Life is hard enough without trying to decipher the things that people "try to say without really saying". Just speak up!

And let me be

Friday, August 7, 2015

I Hate Dialysis

Brain Fog

I've been on dialysis since 2008. Most people look at me and can't tell. I try to live life as normal as before, but sometimes I just can't. I stopped writing blogs because I'd really have something to say and when I'd start writing, the words wouldn't come. It's very frustrating. I'd stopped reading so much because I'd forget what happened in the previous chapters and have to go back sometimes. It didn't happen all the time, but enough that I'd wondered if the Alzheimer's that plagued my Grandfather and his sibling (possibly siblings, I don't know enough about them to compare) was beginning to surface in me.

One particularly frustrating day, I posted a question to the Facebook Kidney group I belong to and I was SO glad I did!! Apparently it's something that happens to dialysis patients and transplant recipients and it even has a name, Kidney Brain Fog! That coupled with getting into my mid-40's, I have to write so much down just to remember these days.

I often have conversations with a co-worker and mid-sentence I'll go blank. I can look at something and not be able to quickly remember what it's called. Simple things. Like "notebook" for instance.

I have a notebook that I write in at work, so I don't forget the tasks I'm given. So very frustrating, but I keep trying.

I always had a great memory. Never forgot faces. I mean years could pass and I could recall such small details about things, people and situations. No more. I'm sure all my surgeries haven't helped either. A lot of Fentanyl has gone through my body and who knows how that will affect me in the long run.

I've always liked word games and I was good at them. Not so much anymore and again, it's frustrating. I play a lot of very common words, but I'm not playing to win. Just playing for fun. I usually keep a lot of games going because I know I need the challenge. just like trivia games. I have forgotten a lot of history facts and Trivia Crack reminds me of that. More than anything, I put together puzzles on an app I've downloaded.

I stopped taking classes, because it was hard to retain information. I've just accepted that until I'm no longer on dialysis, memory will be an issue.

I'll take it over some of the other issues I see my peers suffering from. It's embarrassing though.

Well tonight, I was talking to a good friend after playing a word that I came up with after guessing, because as hard as I tried, I couldn't find a word in any of my letters. One thing led to another and she, at some point, said I was just guessing and I agreed. It was not a big deal to me because it kept my mind busy. Well she thought that was awful and that it was kind of pointless to play without knowing what a word meant.

She made me feel absolutely stupid. She hurt my feelings so deeply, I couldn't even say anything. I just pulled my cover over my face (I was at treatment) and I just cried.(Like I'm about to again).
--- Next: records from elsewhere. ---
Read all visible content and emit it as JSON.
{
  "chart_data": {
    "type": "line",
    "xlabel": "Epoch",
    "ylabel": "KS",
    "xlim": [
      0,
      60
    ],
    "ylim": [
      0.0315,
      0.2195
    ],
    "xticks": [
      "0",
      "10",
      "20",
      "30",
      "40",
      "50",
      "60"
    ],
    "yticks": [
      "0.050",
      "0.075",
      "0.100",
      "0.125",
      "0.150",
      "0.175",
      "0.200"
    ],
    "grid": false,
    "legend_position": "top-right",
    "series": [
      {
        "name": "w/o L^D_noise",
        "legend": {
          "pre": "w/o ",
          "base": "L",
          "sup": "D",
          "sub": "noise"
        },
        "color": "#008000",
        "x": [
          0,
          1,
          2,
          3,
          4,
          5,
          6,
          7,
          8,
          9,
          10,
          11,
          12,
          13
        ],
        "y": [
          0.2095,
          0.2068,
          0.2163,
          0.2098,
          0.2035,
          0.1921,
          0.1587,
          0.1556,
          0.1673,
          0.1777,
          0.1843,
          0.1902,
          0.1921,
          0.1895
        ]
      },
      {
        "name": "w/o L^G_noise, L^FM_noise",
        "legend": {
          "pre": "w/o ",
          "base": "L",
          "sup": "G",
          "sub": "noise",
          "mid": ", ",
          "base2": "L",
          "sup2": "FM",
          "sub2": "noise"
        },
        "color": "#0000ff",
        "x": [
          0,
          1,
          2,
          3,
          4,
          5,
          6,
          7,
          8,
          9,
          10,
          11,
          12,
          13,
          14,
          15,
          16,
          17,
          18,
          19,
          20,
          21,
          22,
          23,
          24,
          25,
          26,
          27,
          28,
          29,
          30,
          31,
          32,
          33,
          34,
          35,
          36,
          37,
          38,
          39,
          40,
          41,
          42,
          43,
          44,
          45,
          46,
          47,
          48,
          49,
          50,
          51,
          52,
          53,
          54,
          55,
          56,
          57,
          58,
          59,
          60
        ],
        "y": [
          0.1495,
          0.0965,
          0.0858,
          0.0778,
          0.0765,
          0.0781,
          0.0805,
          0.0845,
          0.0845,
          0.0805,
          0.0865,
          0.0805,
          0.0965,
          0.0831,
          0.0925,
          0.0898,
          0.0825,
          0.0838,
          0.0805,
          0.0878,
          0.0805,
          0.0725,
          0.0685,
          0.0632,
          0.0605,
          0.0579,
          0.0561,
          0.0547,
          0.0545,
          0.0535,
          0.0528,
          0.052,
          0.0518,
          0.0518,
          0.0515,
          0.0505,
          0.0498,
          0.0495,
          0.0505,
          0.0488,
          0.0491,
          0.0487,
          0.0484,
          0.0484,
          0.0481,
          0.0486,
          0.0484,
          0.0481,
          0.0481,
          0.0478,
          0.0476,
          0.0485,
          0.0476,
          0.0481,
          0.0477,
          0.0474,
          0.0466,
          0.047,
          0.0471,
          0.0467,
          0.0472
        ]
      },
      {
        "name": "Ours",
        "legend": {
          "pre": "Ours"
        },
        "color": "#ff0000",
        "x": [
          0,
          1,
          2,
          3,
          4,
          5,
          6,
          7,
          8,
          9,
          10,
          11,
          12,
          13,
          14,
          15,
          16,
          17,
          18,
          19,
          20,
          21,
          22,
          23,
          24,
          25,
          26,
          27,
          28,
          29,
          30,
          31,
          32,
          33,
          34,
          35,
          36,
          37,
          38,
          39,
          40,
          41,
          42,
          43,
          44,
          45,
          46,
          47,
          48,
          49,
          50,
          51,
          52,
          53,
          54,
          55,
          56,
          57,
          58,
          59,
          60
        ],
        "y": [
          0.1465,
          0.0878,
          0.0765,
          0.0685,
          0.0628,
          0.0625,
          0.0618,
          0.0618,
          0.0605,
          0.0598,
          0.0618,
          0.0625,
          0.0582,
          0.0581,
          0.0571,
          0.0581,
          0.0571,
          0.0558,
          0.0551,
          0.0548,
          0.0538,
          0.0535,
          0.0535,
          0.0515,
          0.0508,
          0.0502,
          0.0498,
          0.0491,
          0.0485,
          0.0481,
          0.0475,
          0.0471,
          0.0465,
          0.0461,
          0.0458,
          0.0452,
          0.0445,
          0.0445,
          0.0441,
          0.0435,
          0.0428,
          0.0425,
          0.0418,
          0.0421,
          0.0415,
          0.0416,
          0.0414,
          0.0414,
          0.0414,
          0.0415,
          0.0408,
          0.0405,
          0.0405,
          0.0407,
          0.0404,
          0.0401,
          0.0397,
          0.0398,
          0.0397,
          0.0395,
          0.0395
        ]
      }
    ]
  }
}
I quickly ended the conversation.

Having a disease that no one can see gives you limitations that no one knows or thinks about until you say something out loud. I get tired very easily. I can walk 30 minutes on a treadmill one night and the next time I'm winded and hurting after 10. It's frustrating and depressing. I thank God for others going through this also, because I can share my feelings with them and it doesn't make me feel judged. It's things like this that make me stronger, but I'll probably cry yet again tonight just because I didn't speak up...that upsets me too. My friend and I have the type of relationship that we can tell each other anything, criticism included and I know she meant no harm, but I honestly think it was the most hurtful thing that's ever been said between us.

Maybe I'm overreacting. Maybe I won't be as upset in the morning, but a word of advice...don't assume that what you see and what you know to be are always what they are. Some people find strength in trying to be as normal as possible while fighting a battle they aren't sure they can win. Sometimes we don't share our feelings because it will hurt people to know our experience, so we continue to suffer in silence.